Implications for clinical practice

What this paper gives us is a practical pathway to more privacy-aware clinical NLP models. For institutions that want to train on their own radiology reports and then share models or adapters, DP-LoRA can make that feasible without prohibitive compute cost. That is valuable.

However, adopting this approach requires realistic expectations. DP is a tool not a guarantee. It should sit inside a broader risk framework that includes access controls, query limits, auditing, and a plan for rare-event performance monitoring. When automating report classification, clinicians will care about asymmetric errors.
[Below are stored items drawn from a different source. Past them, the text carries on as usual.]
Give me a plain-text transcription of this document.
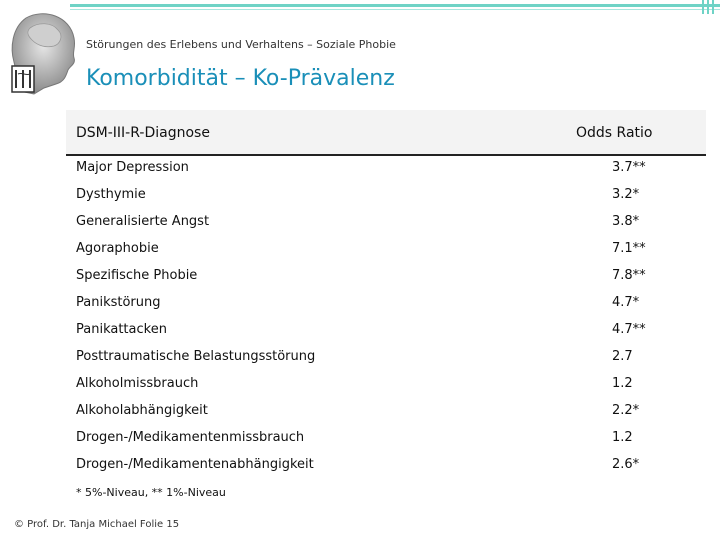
Störungen des Erlebens und Verhaltens – Soziale Phobie
Komorbidität – Ko-Prävalenz
DSM-III-R-Diagnose	Odds Ratio
Major Depression	3.7**
Dysthymie	3.2*
Generalisierte Angst	3.8*
Agoraphobie	7.1**
Spezifische Phobie	7.8**
Panikstörung	4.7*
Panikattacken	4.7**
Posttraumatische Belastungsstörung	2.7
Alkoholmissbrauch	1.2
Alkoholabhängigkeit	2.2*
Drogen-/Medikamentenmissbrauch	1.2
Drogen-/Medikamentenabhängigkeit	2.6*
* 5%-Niveau, ** 1%-Niveau
© Prof. Dr. Tanja Michael Folie 15
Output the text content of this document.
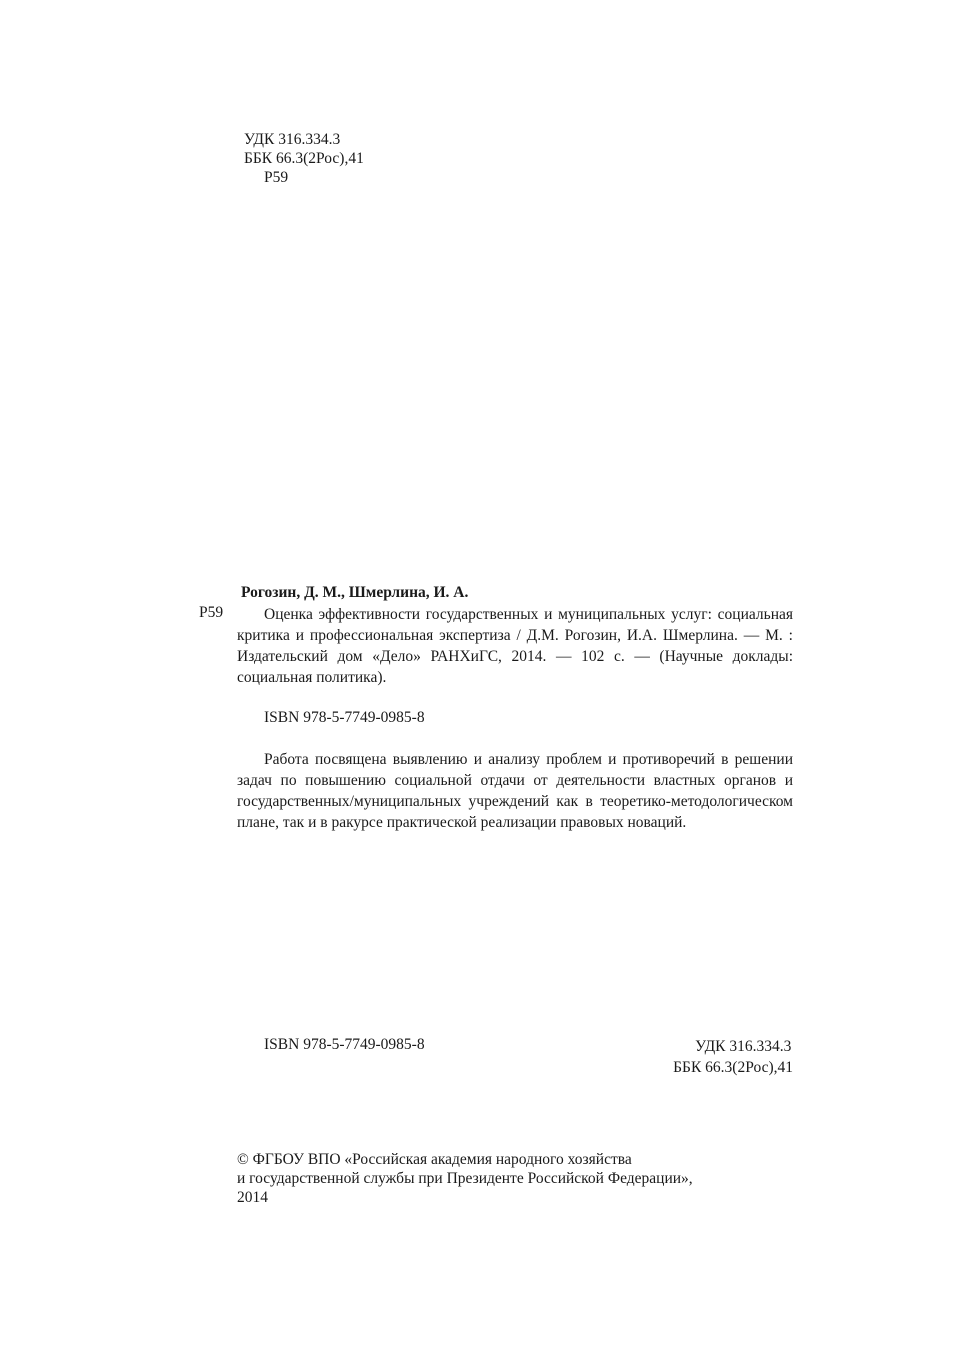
УДК 316.334.3
ББК 66.3(2Рос),41
Р59
Рогозин, Д. М., Шмерлина, И. А.
Р59	Оценка эффективности государственных и муниципальных услуг: социальная критика и профессиональная экспертиза / Д.М. Рогозин, И.А. Шмерлина. — М. : Издательский дом «Дело» РАНХиГС, 2014. — 102 с. — (Научные доклады: социальная политика).

ISBN 978-5-7749-0985-8

Работа посвящена выявлению и анализу проблем и противоречий в решении задач по повышению социальной отдачи от деятельности властных органов и государственных/муниципальных учреждений как в теоретико-методологическом плане, так и в ракурсе практической реализации правовых новаций.

ISBN 978-5-7749-0985-8	УДК 316.334.3
ББК 66.3(2Рос),41
© ФГБОУ ВПО «Российская академия народного хозяйства
и государственной службы при Президенте Российской Федерации»,
2014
Any deployment should evaluate per-label harms and run prospective validation on local data.

For teams building these systems I recommend three concrete steps beyond the methods in the paper: test model resistance to targeted extraction and membership attacks, report per-class metrics and calibration, and build a monitoring pipeline that alerts on distribution shift and performance degradation on rare labels.

Conclusion

The paper moves the conversation forward by showing that private fine-tuning is not purely theoretical and that LoRA makes DP training workable for radiology report classification. It is a practical contribution. At the same time, the privacy community and clinical teams should avoid overconfidence. Differential privacy narrows one source of risk but does not remove the need for careful labeling, auditing, and clinical validation. I would like to see follow-up work that stresses the method on rare findings, evaluates empirical attacks, and publishes operational guidance for deployment in hospitals. Until then, DP-LoRA is a useful tool in the toolbox, not a plug-and-play solution.